Message non lu par Riou » jeu. 14 mai 2020, 0:50

Bonsoir Gaudens,

Je ne vois pas d'agenda caché, et je reconnais la validité de votre argument. Je pense effectivement que le confinement a été fait par souci de lisser le pic afin d'éviter un débordement. Mon problème n'est pas là.
Le confinement a bien été fait dans le souci de la "protection d'autrui". Là où je me permets de remettre en question la validité réelle de ce souci, c'est en posant tout simplement cette question : qui a-t-on protégé au juste?
Le problème est qu'on a protégé uniquement les malades ou potentiels malades du covid, en faisant abstraction de tout le reste. Le critère de décision pour ce confinement n'a été que la circulation du virus, ce qui est irresponsable, car ce confinement a causé des dégâts considérables dans la vie de milliers de gens, centaines de milliers même et, à terme, ce sont sans doute des millions qui en subiront violemment les conséquences. Pour sauver des vies du covid, on a accepté de laisser des foyers domestiques où règne la violence (et on le savait, et les travailleurs sociaux le voyaient bien) en vase clos durant des mois. Ce fut mortel pour certains enfants et certaines femmes, et sans ce confinement bien des drames auraient pu être évité.

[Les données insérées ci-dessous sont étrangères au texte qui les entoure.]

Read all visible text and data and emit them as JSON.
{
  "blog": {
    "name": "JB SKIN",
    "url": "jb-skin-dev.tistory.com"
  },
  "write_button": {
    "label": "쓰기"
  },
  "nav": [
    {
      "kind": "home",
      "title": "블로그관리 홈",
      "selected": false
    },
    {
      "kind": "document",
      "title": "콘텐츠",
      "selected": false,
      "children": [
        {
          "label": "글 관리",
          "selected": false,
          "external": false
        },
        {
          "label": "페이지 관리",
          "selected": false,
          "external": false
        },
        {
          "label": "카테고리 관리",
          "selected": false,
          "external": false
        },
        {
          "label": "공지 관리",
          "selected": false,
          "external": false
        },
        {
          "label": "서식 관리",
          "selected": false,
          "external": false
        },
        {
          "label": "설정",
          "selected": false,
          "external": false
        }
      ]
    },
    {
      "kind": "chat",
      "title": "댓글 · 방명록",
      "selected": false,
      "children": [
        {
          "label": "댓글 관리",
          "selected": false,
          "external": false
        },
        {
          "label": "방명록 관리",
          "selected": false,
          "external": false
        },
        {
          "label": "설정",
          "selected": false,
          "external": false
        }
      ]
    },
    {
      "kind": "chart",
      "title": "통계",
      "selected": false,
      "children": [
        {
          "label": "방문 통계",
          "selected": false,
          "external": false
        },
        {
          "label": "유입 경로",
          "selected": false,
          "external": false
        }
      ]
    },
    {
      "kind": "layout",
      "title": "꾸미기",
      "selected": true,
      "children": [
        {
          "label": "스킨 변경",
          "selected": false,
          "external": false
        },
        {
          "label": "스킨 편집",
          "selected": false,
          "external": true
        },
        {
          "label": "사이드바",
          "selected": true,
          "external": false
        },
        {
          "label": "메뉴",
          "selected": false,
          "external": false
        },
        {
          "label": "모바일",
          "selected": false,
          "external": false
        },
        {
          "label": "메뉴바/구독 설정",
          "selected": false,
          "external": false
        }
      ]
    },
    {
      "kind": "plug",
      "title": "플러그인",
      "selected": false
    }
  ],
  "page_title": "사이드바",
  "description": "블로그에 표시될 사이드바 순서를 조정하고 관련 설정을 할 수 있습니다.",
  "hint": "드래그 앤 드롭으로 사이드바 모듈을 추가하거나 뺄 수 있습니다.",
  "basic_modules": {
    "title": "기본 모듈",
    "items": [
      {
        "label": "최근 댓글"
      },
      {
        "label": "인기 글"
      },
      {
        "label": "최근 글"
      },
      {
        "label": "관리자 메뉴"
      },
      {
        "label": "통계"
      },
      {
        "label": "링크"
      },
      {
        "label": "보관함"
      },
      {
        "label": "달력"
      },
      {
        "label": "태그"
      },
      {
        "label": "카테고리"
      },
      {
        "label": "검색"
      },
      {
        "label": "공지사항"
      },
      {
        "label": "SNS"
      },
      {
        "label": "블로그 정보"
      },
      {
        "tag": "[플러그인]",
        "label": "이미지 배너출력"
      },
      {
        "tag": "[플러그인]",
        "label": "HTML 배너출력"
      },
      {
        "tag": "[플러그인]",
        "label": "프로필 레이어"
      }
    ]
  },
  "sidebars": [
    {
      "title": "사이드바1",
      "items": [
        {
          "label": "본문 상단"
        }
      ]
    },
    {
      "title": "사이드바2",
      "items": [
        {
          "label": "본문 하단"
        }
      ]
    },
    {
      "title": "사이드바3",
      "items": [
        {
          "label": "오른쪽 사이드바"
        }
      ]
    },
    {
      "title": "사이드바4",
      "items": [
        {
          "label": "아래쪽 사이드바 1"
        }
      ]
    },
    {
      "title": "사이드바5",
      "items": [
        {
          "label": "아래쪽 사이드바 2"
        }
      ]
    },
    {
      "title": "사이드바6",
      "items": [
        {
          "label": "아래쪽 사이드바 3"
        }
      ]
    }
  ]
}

Par ailleurs ce n'est un secret pour personne si une des raisons principales de la rentrée des classes est l'urgence absolue de sortir certains enfants de situations extrêmement difficiles afin de savoir où ils en sont, et Blanquer le dit à demi mots (à peine) aujourd'hui. Des milliers de gosses complètement déstructurés sortent de cet enfer de deux mois, mais on nous dit que ça fait partie des "difficultés" qu'il faut accepter.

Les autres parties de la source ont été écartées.